El muchacho la miraba sonriendo, sin nada en la expresión que no fuera cariño. Y la vieja --más y más locuazmente confiada-- siguió diciéndome en voz baja:

--Güeno, con el primero me casé por too lo que hay que casarse, y viera cómo me salió el condenao... Estaba seguro de qu'hiciera lo qu'hiciera, siempre sería mi marío, amparao por la ley y por l'iglesia. Su mercé sabrá que tengo una hijuelita que vale sus pesos. Por na no la embargaron pa' pagar lo que debía. Me abandonaba. Se iba pa'l pueblo a remoler. Se curaba. Me trataba pior que a perro. Hasta que al cabo se murió. Entonces jui yo y me'ije: "No, pues, Santos, no habís de ser más lesa. No te volvai a casar. Si querís otro hombre, vivís así no más con él. Hombre necesitas, pa' que cuide l'hijuela más que no sea, pero tenelo así, con el interés de ser agradoso pa' gozar de tu bienestar y con el susto de que como no es tu marío, el día que te canse lo echái puerta ajuera". Y así lo hice. Viví con otro que era bastante güeno, pero no tanto como Saldaña. A los cuantos años se enredó con una china de Quilquilco. Yo lo supe y l'ije que enredos no, y que se juera. Se jué. No supe más d'él. Después viví con don Saldaña, un poco porfiao y otro poco aficionao al trago. Pero en fin: trabajador y honrao. Murió de una lipidia. Lástima que l'iñorita no l'hubiera visto pa' que me l'hubiera mejorao. Pero más vale que no, porque así di con Saldaña, éste de agora, qu'es tan güenazo, tan trabajaor, y que me aprecea tanto. ¡Je!

--¿Y no tiene miedo de que, siendo como es mucho más joven que usted, se le enrede por ahí con alguna chiquilla?

--¡Je! Pior pa'él. Si s'enreda con alguna lo echo. Pior pa'él, güelvo a repetirlo, ya que con naiden tendrá la vía más descansá que conmigo.

--Pero entonces quiere decir que si vive con usted es sólo por interés.

--Y yo lo tengo tamién por el interés de que me cuide l'hijuela y me cuide a mí. Estamos pagaos.

--¿Y usted qué dice, Saldaña?

--¿Yo? --y dio otro gruñido de perro, ininteligible.

--Mire, iñorita... --Se interrumpió doña Santitos para decir al muchacho--: Saldaña, anda esperarme en la reja--y luego continuó diciéndome misteriosamente--: Favor por favor: su mercé me mejoró de mi gurto. Yo le voy a dar a su mercé el secreto pa' ser feliz. Es mi verdá aprendía en tantos años de tantas euperiencias. A los hombres, pa' tenerlos seguros, hay qui'agarrarlos por el mieo a encontrarse cualquier día sin mujer. No hay que icirles nunca ni no. Hay que icirles siempre quizá. Créame, iñorita: la mujer que no tiene al hombre sobresaltao'e recelos, está perdía. Créame, se lo igo yo, que por decir una vez estuve cinco años penando, y por decir quizá hey pasao el resto de mi vía muy contenta.
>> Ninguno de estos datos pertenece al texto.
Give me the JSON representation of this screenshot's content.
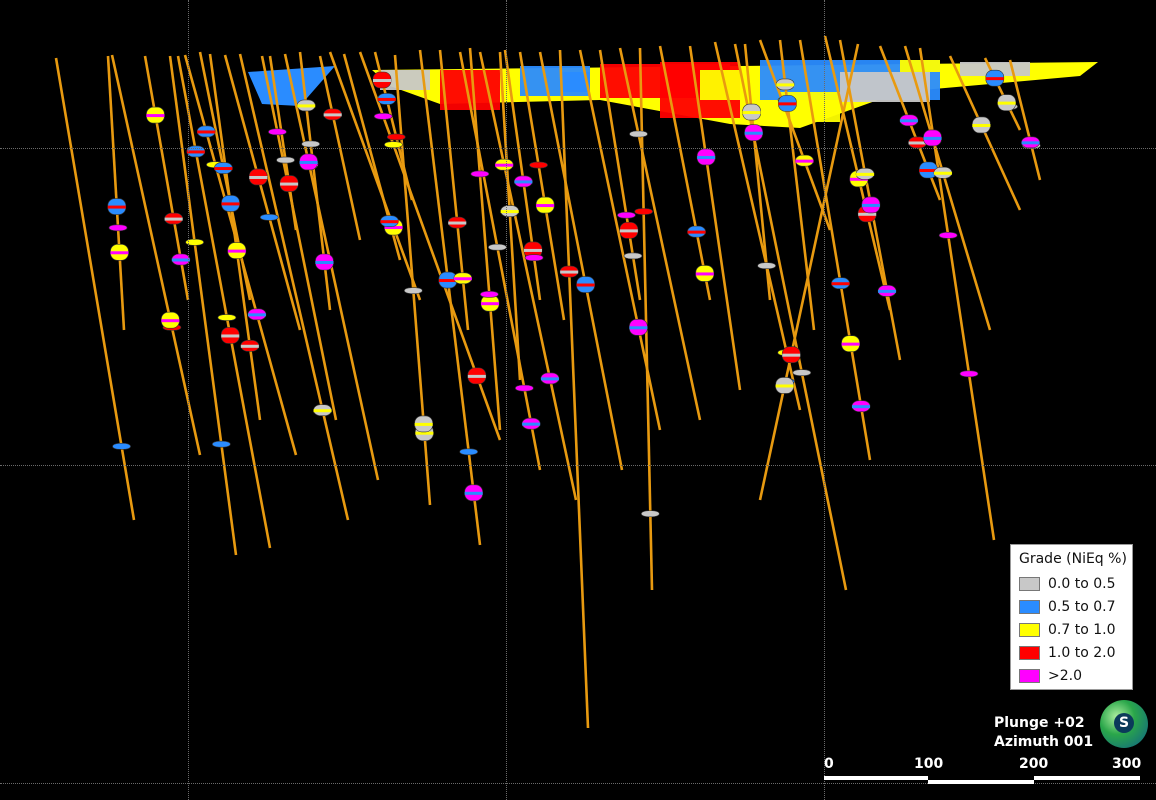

Seguía mirándola abismada. Debía de hacer una figura tontamente ridícula, con un pato que aleteaba en una mano, un ramo de cóguiles en la otra, las verduras en ringla a los pies.

Pero la vieja había terminado sus confidencias y me hablaba otra vez de su enfermedad, de su mejoría; me daba las gracias manoteando, se despedía y al fin se marchaba. El muchacho se le juntó en la reja del parque y siguieron hasta la carreta: adelante ella, con el bastoncito tembloroso que parecía decir: quizá; atrás, él, sumisamente, en la duda.

 

 

 

BRUNET, Marta. Doña Santitos. Reloj de sol. Obras completas de Marta Brunet. Santiago, Zig-Zag, 1962. Pp.71-74.